Vous parlez de croisement. Vous voulez dire des plantes génétiquement modifiées ?
Probablement pas, car la plupart des pays africains n’autorisent pas les semences génétiquement modifiées ; ça coûte très cher. Nous voulons plutôt favoriser le croisement des plantes de façon traditionnelle, comme cela se fait depuis des siècles.
Cela veut dire que les fermiers devront acheter ces semences ?

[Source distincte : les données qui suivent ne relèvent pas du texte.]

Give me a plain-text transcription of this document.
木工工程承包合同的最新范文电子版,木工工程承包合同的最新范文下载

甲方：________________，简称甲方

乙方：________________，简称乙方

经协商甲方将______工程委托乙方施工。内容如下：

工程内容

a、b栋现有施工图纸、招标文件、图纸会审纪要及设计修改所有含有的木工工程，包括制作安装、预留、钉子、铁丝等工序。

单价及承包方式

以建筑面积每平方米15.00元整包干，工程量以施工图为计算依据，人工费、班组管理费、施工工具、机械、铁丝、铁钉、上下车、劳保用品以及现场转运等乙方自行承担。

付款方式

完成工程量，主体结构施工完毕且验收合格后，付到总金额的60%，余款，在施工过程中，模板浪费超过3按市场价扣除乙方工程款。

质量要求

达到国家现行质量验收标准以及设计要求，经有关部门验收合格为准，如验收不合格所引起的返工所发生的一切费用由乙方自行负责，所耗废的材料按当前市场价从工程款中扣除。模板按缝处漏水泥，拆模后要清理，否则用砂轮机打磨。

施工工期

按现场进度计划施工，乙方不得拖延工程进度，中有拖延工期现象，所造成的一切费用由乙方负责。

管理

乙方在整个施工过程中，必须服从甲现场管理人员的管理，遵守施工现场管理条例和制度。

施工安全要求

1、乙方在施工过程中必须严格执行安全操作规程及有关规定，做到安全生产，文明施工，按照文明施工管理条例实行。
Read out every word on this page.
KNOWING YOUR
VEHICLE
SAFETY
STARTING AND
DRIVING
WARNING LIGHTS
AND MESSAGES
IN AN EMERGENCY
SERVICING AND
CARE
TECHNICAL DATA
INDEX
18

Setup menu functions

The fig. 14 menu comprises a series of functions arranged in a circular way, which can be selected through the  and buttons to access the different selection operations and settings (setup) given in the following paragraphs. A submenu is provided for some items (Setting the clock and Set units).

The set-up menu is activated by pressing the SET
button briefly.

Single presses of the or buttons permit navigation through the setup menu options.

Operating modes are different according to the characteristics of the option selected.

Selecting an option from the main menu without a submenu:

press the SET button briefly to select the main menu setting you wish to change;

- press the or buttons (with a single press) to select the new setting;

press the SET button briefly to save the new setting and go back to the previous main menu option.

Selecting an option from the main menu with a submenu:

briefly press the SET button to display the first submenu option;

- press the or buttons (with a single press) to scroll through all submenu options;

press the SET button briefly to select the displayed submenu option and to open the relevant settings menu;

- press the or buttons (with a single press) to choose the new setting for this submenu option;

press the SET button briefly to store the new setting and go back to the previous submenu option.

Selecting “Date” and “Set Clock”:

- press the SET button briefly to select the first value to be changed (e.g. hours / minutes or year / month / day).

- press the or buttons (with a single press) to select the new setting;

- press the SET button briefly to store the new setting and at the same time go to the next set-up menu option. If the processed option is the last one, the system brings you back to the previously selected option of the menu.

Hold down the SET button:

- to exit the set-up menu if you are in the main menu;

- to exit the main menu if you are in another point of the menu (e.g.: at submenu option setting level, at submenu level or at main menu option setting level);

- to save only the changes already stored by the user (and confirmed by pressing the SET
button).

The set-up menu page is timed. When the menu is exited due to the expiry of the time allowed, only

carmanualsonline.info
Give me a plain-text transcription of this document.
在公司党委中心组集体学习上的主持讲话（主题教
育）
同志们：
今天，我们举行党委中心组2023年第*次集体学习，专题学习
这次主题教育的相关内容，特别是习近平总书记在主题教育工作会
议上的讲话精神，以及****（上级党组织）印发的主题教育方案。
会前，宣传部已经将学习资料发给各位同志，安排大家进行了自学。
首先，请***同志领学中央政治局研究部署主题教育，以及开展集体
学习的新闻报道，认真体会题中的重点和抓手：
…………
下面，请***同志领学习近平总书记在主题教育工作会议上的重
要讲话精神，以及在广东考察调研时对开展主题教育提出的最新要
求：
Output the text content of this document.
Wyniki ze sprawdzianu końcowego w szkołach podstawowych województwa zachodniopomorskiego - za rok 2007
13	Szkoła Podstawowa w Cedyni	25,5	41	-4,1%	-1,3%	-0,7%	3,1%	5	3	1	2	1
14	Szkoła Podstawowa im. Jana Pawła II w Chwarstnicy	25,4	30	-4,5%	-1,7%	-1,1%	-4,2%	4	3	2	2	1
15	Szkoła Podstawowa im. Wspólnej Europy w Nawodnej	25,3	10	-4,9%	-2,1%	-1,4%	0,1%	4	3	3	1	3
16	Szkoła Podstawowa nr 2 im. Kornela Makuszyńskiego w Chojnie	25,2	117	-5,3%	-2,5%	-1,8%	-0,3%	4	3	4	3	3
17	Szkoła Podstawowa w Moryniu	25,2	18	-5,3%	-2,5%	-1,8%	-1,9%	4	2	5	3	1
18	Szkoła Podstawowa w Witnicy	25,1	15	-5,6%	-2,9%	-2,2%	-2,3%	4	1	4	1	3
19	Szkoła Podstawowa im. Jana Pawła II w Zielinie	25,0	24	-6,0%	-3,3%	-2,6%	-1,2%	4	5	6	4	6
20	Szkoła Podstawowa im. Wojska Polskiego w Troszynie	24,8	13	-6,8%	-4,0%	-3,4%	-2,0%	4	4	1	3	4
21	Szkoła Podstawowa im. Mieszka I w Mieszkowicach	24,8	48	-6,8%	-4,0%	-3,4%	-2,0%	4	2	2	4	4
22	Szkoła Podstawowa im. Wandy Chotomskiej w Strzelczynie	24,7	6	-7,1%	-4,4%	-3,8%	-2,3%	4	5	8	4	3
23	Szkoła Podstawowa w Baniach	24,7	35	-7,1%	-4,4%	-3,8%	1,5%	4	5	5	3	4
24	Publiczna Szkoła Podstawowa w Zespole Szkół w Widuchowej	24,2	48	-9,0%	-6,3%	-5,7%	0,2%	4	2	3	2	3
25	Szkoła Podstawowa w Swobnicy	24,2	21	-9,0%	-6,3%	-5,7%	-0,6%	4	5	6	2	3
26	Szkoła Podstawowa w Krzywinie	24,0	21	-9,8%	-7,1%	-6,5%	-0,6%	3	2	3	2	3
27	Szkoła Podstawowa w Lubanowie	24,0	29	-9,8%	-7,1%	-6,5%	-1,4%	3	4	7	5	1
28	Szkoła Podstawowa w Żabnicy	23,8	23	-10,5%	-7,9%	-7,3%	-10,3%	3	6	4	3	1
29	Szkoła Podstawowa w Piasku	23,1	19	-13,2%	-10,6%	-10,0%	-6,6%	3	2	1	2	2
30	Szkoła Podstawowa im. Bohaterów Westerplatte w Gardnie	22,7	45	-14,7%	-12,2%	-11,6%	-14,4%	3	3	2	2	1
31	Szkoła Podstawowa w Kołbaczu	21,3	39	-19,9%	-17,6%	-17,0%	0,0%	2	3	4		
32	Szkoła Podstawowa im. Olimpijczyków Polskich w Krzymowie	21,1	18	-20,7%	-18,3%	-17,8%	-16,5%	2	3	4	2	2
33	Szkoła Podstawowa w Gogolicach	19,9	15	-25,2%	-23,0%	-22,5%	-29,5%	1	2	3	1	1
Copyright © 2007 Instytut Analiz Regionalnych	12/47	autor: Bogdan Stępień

Il y aura différents moyens mis en place pour que ces fermiers puissent accéder à ces semences. Des ONG seront impliquées dans le projet. Dans certains cas, ces semences seront mises à disposition gratuitement. Il sera peut-être demandé aux fermiers de mettre de côté une partie des semences récoltées pour être reversée au programme et être redistribuée à d’autres agriculteurs. Il y aura peut-être aussi des petites et moyennes entreprises qui vendront ces semences. Nous voulons valoriser ces produits, que cela devienne un marché plus porteur, ce qui encouragera les fermiers à cultiver ces plantes traditionnelles.
Comment allez-vous convaincre ces agriculteurs de cultiver des plantes traditionnelles, après des décennies de monoculture ?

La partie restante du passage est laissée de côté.